> 1) I need to preserve as much of the original source formatting (and
> comments) as possible. My intention is to write a custom
> Lexer that builds
> a hash to record the ignored tokens (white space, doc
> comments, eol comments
> and normal comments) that occur before each non-ignored
> token. Then when I
> output the parsed tokens (in most cases the code should just
> pass through
> the pre-processor), I can just print out the ignored tokens first to
> recreate the output. Does this sound feasible? I thought it
> might be a
> little slow...
We created a pretty printer with sablecc which foramts the
cource code according to our style guide. It's implemented as you
describe it. It isn't slow and was quite easy to implement with sablecc.
> But why is
> there these two versions; In and Out? I must be missing
> something. I get
> the In/Out thing with the methods called during the tree
> walk, but I don't
> see how this relates to attributes. Do you store the
> attribute info you
> generate with the in* methods with (set|get)In and the
> attribute info you
> find in the out* methods in (set|get)Out? This seems to make sense
> somewhat, but why keep them in separate hashes?

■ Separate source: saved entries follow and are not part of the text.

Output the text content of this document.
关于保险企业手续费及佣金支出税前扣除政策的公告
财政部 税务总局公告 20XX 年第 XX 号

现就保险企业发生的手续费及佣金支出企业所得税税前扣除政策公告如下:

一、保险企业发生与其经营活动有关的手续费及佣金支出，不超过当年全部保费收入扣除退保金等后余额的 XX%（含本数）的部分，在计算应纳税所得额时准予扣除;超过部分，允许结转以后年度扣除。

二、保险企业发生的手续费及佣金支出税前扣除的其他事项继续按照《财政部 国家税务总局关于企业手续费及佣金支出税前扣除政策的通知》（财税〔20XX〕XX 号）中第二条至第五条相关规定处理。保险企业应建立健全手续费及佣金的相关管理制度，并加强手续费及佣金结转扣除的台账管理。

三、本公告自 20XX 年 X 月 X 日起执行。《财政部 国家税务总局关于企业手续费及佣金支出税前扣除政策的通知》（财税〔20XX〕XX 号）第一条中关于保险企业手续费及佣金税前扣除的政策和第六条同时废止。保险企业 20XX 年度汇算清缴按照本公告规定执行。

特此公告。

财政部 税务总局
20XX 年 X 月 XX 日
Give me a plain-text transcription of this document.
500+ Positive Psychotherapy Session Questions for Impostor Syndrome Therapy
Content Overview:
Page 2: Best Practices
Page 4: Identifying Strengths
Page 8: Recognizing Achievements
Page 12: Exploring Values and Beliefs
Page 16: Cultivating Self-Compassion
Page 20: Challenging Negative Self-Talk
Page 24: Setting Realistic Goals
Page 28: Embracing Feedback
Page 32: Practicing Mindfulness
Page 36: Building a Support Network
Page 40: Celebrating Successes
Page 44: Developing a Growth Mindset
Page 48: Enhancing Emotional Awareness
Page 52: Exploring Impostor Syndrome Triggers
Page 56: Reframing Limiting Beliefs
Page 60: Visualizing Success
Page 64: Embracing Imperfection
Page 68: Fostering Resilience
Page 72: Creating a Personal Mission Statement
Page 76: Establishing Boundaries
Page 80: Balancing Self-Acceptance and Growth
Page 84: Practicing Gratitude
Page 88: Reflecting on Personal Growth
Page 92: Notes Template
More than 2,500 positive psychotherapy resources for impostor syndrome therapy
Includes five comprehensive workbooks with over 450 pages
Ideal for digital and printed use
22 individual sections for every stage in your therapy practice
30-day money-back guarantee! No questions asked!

The in method is use if you walk into a sub tree. At this point you only have
information that you collected in the upper tree nodes. The out method
is called after you completle processed a sub-tree.

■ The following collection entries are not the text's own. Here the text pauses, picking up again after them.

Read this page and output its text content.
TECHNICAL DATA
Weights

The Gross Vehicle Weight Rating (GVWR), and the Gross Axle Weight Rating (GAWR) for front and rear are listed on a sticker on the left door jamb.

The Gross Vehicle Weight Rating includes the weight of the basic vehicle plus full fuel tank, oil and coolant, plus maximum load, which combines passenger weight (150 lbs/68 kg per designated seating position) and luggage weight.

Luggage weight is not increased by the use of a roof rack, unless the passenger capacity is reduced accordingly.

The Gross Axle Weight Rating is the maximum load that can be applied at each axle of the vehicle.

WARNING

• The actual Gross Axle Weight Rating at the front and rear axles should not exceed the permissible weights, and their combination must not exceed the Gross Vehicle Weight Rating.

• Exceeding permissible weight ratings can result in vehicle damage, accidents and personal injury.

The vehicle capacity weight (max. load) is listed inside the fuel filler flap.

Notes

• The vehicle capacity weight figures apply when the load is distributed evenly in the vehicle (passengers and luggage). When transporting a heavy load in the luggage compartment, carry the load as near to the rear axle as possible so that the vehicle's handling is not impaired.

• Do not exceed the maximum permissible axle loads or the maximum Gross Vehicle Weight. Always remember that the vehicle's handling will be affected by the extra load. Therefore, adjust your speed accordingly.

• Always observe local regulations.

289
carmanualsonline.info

On use of these methods is if you need flags which tell the visitor to behave
different for certian sub-trees. Say you got a flag bInInnerClass and set
it to true when the in method is called. Than you're
able to layout inner classes differently from "normal" classes. After
you leave the sub-tree you set the flag to false again. And the rest of the
tree will be handled normaly.
> 4) I'm going to have something of a problem with line
> numbers when I pass
> the post-processed text to a compiler (it must also be human
> like javac. Is there any java equivalent to the #line
> directive in C? I
> think not, so I'm preparing to use another hash to map line
> numbers back to
> the original source. Any bright ideas?
There is no such thing. But sablecc provides the information you need.
To top level nodes have information about their location in a file.
It's a bit tricky to get it but it works.